In what can only be reckoned an instance of cognitive derangement, defenders of last year’s January 6 attack on the Capitol have ventured to suggest that an episode of overt violence involving multiple deaths was in fact a legitimate act of political dissent, a lawful exercise of the First Amendment’s assertion of rights to free speech and—wait for it—”peaceable assembly.” Still more absurd, however, is a fundamental misreading of the Second Amendment that encourages such flawed interpretations.
Unravelling the twisted logic here will require a recap of events of the year 1786, when the first armed insurrection in U.S. history occurred in western Massachusetts. Known as Shays’ Rebellion, the uprising took place in and around Northampton, where a veteran of the American Revolution named Daniel Shays and a growing number of followers had fallen into debt during the economic uncertainty that attended the country’s newly-won independence.
Having been granted bounty land for their military service, many of these men had taken out loans for improvements to their new property, and found themselves unable to make the payments on these debts. When the banks initiated foreclosures, Shays and his men began appearing at the bankruptcy auctions, armed and determined to prevent the sale of their farms. In response, officials in Boston ordered the raising of a force of militia to restore order. At this, Shays and a group estimated at as many as a thousand men planned an assault on the federal armory at Springfield, hoping to seize weapons and defy all governmental authority.
Meanwhile, in Philadelphia, then capital of the United States, President George Washington received news of the insurrection only to realize that he had no legal authority to do anything about it. While empowered to defend the country against foreign enemies, under the Articles of Confederation that had been drafted during the Revolution he had no mandate to act against domestic uprisings.
Fortunately for the cause of law and order, the Massachusetts militia proved equal to the challenge, intercepting Shays’ motley army and scattering it northward into the wilds of Vermont, then an independent republic. Even so, the ongoing threat of such uprisings was enough to compel Washington and his closest advisors, chiefly Alexander Hamilton and James Madison, to organize the drafting of a new document that would, among other things, grant the federal government the authority to defend the country against all enemies, foreign and domestic.

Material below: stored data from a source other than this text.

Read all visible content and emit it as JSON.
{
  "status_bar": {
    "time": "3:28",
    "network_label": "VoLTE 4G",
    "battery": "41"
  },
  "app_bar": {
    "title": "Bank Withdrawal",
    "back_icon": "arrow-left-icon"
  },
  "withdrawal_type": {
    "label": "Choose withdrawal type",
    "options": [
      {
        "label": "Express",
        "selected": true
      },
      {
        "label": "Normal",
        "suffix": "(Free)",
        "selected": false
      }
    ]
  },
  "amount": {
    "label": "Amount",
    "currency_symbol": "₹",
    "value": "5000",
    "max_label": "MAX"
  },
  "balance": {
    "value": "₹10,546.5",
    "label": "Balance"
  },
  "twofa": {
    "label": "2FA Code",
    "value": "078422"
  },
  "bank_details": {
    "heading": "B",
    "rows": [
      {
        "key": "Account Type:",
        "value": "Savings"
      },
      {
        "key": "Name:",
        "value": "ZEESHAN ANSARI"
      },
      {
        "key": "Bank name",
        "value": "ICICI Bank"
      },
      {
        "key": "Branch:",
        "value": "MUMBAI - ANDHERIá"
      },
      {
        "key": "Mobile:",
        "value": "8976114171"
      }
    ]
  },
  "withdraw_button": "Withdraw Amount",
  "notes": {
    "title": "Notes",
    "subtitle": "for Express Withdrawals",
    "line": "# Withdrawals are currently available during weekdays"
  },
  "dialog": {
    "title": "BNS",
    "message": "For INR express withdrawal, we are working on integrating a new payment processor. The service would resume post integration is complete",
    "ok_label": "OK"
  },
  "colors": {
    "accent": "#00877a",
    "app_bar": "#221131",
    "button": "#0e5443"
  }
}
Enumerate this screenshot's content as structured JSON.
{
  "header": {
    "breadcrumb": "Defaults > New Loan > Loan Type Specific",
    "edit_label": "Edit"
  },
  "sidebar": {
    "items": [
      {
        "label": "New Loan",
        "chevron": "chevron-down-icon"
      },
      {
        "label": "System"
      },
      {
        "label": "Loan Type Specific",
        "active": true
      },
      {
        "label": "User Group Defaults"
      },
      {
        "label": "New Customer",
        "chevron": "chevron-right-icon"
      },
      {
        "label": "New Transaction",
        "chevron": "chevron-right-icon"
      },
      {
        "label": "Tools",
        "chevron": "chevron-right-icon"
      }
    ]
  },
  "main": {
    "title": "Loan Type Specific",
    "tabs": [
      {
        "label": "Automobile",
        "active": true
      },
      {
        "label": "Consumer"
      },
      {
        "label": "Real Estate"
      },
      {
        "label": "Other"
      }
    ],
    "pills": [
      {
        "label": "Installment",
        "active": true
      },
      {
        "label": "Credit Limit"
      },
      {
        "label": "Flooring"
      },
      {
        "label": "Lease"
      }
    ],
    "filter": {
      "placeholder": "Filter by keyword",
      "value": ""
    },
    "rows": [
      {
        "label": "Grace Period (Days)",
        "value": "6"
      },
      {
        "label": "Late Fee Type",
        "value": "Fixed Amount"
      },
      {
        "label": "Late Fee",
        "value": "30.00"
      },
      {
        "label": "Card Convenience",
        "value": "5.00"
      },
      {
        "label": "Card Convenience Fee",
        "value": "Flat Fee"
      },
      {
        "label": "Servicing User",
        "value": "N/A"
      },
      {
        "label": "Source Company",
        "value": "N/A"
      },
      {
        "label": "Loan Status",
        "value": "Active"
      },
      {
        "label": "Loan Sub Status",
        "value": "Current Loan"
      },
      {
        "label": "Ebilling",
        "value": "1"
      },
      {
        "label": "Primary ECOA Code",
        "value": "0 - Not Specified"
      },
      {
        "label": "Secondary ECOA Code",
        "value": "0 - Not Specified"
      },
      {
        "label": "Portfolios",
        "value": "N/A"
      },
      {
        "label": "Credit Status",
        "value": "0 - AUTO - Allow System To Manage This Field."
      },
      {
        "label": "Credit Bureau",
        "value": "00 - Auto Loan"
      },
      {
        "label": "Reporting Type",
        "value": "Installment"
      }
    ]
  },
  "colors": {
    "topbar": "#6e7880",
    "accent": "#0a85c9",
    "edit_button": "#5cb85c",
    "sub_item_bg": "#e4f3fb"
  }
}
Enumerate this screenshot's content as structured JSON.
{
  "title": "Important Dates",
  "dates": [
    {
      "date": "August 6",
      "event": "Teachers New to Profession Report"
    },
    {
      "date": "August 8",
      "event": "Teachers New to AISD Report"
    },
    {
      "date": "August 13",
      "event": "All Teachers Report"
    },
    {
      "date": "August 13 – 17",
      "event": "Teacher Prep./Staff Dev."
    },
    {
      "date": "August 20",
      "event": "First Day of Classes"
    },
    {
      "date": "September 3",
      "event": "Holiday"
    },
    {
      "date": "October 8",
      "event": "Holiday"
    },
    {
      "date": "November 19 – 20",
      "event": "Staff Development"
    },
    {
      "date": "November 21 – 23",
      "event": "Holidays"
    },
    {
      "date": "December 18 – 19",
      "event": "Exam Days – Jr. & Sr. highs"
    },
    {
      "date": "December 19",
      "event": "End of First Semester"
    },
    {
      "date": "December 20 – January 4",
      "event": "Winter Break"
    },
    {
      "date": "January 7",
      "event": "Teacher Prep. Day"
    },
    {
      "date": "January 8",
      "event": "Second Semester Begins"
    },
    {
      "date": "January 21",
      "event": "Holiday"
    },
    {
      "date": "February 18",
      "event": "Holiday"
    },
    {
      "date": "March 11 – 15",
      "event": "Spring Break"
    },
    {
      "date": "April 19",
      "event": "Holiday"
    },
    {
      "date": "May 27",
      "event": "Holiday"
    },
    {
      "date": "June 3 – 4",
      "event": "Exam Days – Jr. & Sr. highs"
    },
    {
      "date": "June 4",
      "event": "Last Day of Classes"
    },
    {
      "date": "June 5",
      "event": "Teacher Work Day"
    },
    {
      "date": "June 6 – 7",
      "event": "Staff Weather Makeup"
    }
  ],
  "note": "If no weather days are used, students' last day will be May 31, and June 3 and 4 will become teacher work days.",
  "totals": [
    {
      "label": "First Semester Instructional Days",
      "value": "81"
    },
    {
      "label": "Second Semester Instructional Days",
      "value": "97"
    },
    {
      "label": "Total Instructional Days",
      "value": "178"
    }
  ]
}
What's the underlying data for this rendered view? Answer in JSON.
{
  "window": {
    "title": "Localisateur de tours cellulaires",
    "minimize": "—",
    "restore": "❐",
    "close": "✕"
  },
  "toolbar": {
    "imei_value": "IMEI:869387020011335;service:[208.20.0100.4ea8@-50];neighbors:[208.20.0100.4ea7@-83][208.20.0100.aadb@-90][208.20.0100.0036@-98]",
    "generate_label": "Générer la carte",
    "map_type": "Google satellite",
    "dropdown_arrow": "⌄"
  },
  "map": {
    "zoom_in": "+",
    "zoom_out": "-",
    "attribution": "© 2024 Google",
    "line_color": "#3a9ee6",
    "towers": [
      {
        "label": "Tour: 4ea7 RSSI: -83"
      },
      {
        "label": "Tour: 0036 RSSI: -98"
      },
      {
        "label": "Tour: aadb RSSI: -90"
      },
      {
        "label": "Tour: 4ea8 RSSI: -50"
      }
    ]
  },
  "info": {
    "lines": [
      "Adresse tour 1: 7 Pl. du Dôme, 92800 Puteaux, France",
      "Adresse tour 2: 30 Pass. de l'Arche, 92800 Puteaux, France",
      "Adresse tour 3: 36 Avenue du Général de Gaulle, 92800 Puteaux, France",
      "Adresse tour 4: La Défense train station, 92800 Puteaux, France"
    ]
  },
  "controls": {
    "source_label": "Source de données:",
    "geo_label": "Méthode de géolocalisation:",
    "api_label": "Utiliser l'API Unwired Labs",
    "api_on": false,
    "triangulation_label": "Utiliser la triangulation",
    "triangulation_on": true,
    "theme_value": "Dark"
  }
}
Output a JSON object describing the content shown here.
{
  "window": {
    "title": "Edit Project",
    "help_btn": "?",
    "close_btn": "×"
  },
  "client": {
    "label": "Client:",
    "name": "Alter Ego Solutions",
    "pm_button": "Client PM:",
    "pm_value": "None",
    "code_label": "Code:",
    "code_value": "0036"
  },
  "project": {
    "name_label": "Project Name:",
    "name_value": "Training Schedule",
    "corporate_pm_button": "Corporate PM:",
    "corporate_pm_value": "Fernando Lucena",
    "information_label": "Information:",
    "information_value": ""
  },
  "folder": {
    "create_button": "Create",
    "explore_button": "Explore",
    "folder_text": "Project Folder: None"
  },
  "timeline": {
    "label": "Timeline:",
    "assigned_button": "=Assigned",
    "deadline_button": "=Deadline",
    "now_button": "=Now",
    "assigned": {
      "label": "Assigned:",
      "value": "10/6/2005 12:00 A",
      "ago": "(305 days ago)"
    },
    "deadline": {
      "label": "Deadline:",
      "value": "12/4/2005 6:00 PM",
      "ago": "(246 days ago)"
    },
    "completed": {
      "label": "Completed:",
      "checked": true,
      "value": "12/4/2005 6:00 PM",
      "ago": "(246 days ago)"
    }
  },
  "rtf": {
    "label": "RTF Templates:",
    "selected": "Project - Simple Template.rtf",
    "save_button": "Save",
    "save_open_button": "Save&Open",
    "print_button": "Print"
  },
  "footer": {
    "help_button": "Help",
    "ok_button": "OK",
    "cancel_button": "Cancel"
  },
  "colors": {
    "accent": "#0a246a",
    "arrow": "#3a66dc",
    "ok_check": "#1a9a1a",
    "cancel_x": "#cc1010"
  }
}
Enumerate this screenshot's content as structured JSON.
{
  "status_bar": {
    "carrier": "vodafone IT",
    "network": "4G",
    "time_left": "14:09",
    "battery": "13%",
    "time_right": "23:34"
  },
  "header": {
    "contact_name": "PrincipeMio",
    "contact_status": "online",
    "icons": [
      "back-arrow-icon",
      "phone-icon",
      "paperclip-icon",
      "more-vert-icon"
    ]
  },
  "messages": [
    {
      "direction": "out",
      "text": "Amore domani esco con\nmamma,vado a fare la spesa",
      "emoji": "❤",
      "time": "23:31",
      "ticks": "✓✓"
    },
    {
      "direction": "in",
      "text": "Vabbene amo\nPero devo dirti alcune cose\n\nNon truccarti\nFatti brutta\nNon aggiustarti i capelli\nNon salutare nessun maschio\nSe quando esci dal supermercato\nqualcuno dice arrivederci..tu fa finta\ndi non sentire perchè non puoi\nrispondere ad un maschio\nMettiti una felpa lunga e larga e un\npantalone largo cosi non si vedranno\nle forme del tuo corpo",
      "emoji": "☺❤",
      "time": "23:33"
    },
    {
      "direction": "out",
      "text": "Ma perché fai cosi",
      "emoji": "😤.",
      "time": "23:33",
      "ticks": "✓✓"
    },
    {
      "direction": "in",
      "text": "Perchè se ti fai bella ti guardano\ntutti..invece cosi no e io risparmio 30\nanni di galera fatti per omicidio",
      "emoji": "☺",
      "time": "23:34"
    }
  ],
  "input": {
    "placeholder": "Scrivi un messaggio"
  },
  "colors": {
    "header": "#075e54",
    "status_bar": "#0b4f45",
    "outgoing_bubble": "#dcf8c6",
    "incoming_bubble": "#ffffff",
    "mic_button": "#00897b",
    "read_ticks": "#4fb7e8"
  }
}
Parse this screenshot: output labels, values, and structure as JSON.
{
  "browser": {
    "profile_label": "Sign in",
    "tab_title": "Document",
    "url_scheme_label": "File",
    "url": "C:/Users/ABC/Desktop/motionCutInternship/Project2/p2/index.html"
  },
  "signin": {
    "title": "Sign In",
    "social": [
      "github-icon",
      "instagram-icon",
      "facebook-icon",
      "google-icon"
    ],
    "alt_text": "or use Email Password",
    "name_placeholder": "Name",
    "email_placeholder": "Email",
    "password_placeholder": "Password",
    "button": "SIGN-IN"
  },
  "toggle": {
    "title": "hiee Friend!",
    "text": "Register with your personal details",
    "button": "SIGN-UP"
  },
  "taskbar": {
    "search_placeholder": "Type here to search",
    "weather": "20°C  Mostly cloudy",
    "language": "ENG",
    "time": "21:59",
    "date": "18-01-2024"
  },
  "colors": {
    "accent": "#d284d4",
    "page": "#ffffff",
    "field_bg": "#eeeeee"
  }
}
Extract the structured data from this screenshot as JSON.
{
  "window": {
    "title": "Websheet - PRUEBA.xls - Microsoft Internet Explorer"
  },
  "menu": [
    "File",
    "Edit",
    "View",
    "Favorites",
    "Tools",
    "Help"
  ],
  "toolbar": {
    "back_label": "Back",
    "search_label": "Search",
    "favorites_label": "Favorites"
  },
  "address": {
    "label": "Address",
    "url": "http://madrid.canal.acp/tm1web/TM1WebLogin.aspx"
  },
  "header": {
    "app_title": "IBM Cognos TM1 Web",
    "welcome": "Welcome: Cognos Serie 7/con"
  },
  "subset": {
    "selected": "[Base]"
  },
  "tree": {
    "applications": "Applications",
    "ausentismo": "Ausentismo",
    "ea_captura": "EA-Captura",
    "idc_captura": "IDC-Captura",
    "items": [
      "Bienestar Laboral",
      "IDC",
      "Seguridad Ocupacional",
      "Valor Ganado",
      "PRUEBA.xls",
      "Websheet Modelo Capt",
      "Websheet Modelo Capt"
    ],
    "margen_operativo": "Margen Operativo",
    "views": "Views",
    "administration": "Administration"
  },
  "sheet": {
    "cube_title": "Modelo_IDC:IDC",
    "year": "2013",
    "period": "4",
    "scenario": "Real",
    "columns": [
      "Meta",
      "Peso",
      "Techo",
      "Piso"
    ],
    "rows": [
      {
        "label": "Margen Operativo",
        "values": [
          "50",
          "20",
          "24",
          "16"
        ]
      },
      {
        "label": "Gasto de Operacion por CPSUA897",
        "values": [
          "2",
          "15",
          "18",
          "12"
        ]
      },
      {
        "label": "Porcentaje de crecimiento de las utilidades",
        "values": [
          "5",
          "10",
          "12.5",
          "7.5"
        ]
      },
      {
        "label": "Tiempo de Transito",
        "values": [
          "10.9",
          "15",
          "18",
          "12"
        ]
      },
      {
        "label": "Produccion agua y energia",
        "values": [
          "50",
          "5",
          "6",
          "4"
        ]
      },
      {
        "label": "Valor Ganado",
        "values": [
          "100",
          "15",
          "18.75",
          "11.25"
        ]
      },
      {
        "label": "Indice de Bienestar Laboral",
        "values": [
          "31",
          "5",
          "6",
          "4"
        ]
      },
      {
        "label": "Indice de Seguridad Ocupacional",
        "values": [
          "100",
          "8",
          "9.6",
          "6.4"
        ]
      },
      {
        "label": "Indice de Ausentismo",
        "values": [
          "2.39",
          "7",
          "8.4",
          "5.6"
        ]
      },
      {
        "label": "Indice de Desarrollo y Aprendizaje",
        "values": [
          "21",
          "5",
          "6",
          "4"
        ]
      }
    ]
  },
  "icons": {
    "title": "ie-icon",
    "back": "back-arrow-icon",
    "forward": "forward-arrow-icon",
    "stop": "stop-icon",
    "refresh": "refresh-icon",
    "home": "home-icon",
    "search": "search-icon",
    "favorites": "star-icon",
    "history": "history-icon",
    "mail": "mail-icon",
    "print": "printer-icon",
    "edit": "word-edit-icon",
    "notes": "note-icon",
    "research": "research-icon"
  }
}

The resulting Constitution of the United States was completed in late summer of 1787, and the following year was submitted to the individual states for ratification. Listed among a series of initial amendments was one that a) acknowledged the role militia forces had played in the national defense and b) sought to ensure that those called upon to serve in such forces would be familiar with the use of firearms. It read as follows: “A well-regulated militia, being necessary to the security of a free state, the right to keep and bear arms shall not be infringed.”
Nowhere does this language suggest that the militias in question might consist of vigilantes intent on overthrowing the government whenever they happened to disagree with it. Both the text of the amendment and its historical context clearly convey precisely the opposite, that militias were intended to be regulated by and serve in support of established authority. And yet, the former interpretation has become widely accepted by today’s insurrectionists, who tend to see themselves as self-appointed freedom-fighters answerable to nobody.
Buttressing their argument is another misinterpretation of the amendment in question: the notion that its reference to “arms” inevitably extends to modern assault rifles, weapons that bear little resemblance to the smooth-bore muskets the founders originally intended. At a time when conservatives have embraced the dubious theory of originalism, whereby Supreme Court justices are obliged to interpret the Constitution as it was understood at the time it was written, their insistence on applying the amendment to modern weaponry is at best glaringly hypocritical and at worst a death-dealing instance of political subversion.
To understand how this came about, we need only look to the incestuous relationship that exists between modern gun manufacturers and the army of lobbyists who work on their behalf, both of which profit handsomely from the notion that all manner of guns must be made widely available to the general public. Small wonder, then, that supporters of the ad hoc militias who took part in the January 6 attack should characterize their insurrection as an act of legitimate political discourse, a self-empowering fantasy with disastrous implications for civil society.
In addition to eroding confidence in popular democracy, this approach to gun regulation has led to the deaths of hundreds of unsuspecting victims, many of them small children, whose lives have been ended in the most violent way imaginable by mentally unstable assassins with easy access to assault weapons. That such guns should be sold to and openly carried by members of the general public defies any logical or historical interpretation of the country’s guiding principles and is plainly insane.